Several experiments sow that plans can respond to sounds:

https://www.scientificamerican.com/article/can-plants-hear/?WT.mc_id=SA_EVO_20170522

"Monica Gagliano, an evolutionary biologist at the University of Western Australia, and her colleagues placed pea seedlings in pots shaped like an upside-down Y. One arm of each pot was placed in either a tray of water or a coiled plastic tube through which water flowed; the other arm had only soil. The roots grew toward the arm of the pipe with the fluid, regardless of whether it was easily accessible or hidden inside the tubing. “They just knew the water was there, even if the only thing to detect was the sound of it flowing inside the pipe,” Gagliano says. Yet when the seedlings were given a choice between the water tube and some moistened soil, their roots favored the latter. Gagliano hypothesizes that these plants use sound waves to detect water at a distance but follow moisture gradients to home in on their target when it is closer.

***

"A 2014 study showed the rock cress Arabidopsis, a relative of cabbage, can distinguish between caterpillar chewing sounds and wind vibrations—the plant produced more chemical toxins after “hearing” a recording of feeding insects. “We tend to underestimate plants because their responses are usually less visible to us. But leaves turn out to be extremely sensitive vibration detectors,” says lead study author Heidi Appel, an environmental scientist now at the University of Toledo.

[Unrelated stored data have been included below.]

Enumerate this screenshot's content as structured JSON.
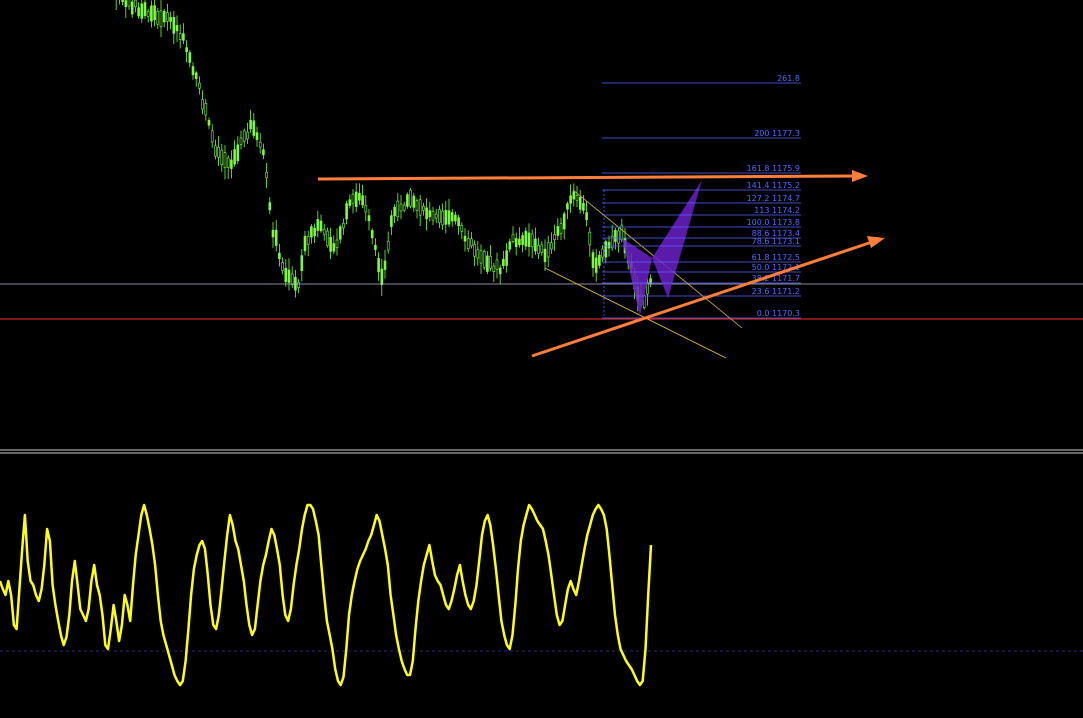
{
  "chart_data": [
    {
      "type": "candlestick",
      "panel": "price",
      "colors": {
        "up": "#7CFC3C",
        "down": "#7CFC3C",
        "background": "#000000"
      },
      "reference_lines": [
        {
          "name": "bid-line",
          "value": 1171.7,
          "color": "#B8B8C8"
        },
        {
          "name": "support-line",
          "value": 1170.3,
          "color": "#FF2A2A"
        }
      ],
      "fibonacci": {
        "color": "#5566FF",
        "levels": [
          {
            "ratio": "261.8",
            "price": ""
          },
          {
            "ratio": "200",
            "price": "1177.3"
          },
          {
            "ratio": "161.8",
            "price": "1175.9"
          },
          {
            "ratio": "141.4",
            "price": "1175.2"
          },
          {
            "ratio": "127.2",
            "price": "1174.7"
          },
          {
            "ratio": "113",
            "price": "1174.2"
          },
          {
            "ratio": "100.0",
            "price": "1173.8"
          },
          {
            "ratio": "88.6",
            "price": "1173.4"
          },
          {
            "ratio": "78.6",
            "price": "1173.1"
          },
          {
            "ratio": "61.8",
            "price": "1172.5"
          },
          {
            "ratio": "50.0",
            "price": "1172.1"
          },
          {
            "ratio": "38.2",
            "price": "1171.7"
          },
          {
            "ratio": "23.6",
            "price": "1171.2"
          },
          {
            "ratio": "0.0",
            "price": "1170.3"
          }
        ]
      },
      "annotations": {
        "trend_arrow_color": "#FF7F3A",
        "channel_color": "#E8C040",
        "pattern_color": "#6A1FC8"
      }
    },
    {
      "type": "line",
      "panel": "oscillator",
      "series": [
        {
          "color": "#FFFF1A",
          "values": [
            62,
            58,
            55,
            62,
            55,
            40,
            38,
            58,
            78,
            95,
            72,
            62,
            60,
            55,
            52,
            58,
            70,
            88,
            82,
            60,
            50,
            42,
            35,
            30,
            34,
            45,
            62,
            72,
            60,
            48,
            45,
            42,
            48,
            62,
            70,
            60,
            55,
            45,
            30,
            28,
            38,
            50,
            42,
            32,
            40,
            55,
            50,
            42,
            60,
            75,
            85,
            95,
            100,
            95,
            88,
            80,
            70,
            55,
            42,
            35,
            30,
            25,
            20,
            15,
            12,
            10,
            12,
            22,
            38,
            55,
            68,
            75,
            80,
            82,
            78,
            65,
            50,
            40,
            38,
            45,
            58,
            72,
            85,
            95,
            90,
            82,
            78,
            70,
            62,
            50,
            40,
            35,
            38,
            50,
            62,
            70,
            75,
            82,
            88,
            85,
            78,
            70,
            55,
            45,
            42,
            48,
            60,
            70,
            78,
            88,
            95,
            100,
            100,
            98,
            92,
            85,
            70,
            55,
            42,
            35,
            28,
            18,
            12,
            10,
            14,
            28,
            45,
            55,
            62,
            68,
            72,
            75,
            78,
            82,
            85,
            90,
            95,
            92,
            85,
            78,
            70,
            55,
            45,
            35,
            28,
            22,
            18,
            15,
            15,
            22,
            38,
            52,
            62,
            70,
            75,
            80,
            72,
            65,
            62,
            60,
            55,
            50,
            48,
            52,
            58,
            65,
            70,
            62,
            55,
            50,
            48,
            52,
            60,
            72,
            85,
            92,
            95,
            90,
            80,
            68,
            55,
            42,
            35,
            30,
            28,
            35,
            50,
            68,
            82,
            90,
            95,
            100,
            98,
            95,
            92,
            90,
            88,
            82,
            75,
            65,
            55,
            45,
            40,
            42,
            50,
            58,
            62,
            58,
            55,
            62,
            70,
            78,
            85,
            90,
            95,
            98,
            100,
            98,
            95,
            88,
            75,
            60,
            45,
            35,
            28,
            25,
            22,
            20,
            18,
            15,
            12,
            10,
            12,
            28,
            55,
            80
          ]
        }
      ],
      "reference_line": {
        "color": "#4A2AB0"
      }
    }
  ]
}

"Another hint that plants can hear comes from the phenomenon of “buzz pollination,” in which a bee buzzing at a particular frequency has been shown to stimulate pollen release. Other experiments have found that sounds can lead to hormonal changes in plants, influence their oxygen uptake and change their growth rates. A study published earlier this year revealed that sound waves can even influence gene expression in Arabidopsis.

"Michael Schöner, a biologist at University of Greifswald in Germany, who was not involved in the new research, believes that plants may have organs that can perceive noises. “Sound vibrations could trigger a response of the plant via mechanoreceptors—these could be very fine, hairy structures, anything that could work like a membrane,” he says."

Comment: It has also been shown that plans can release chemicals to warn other nearby plants.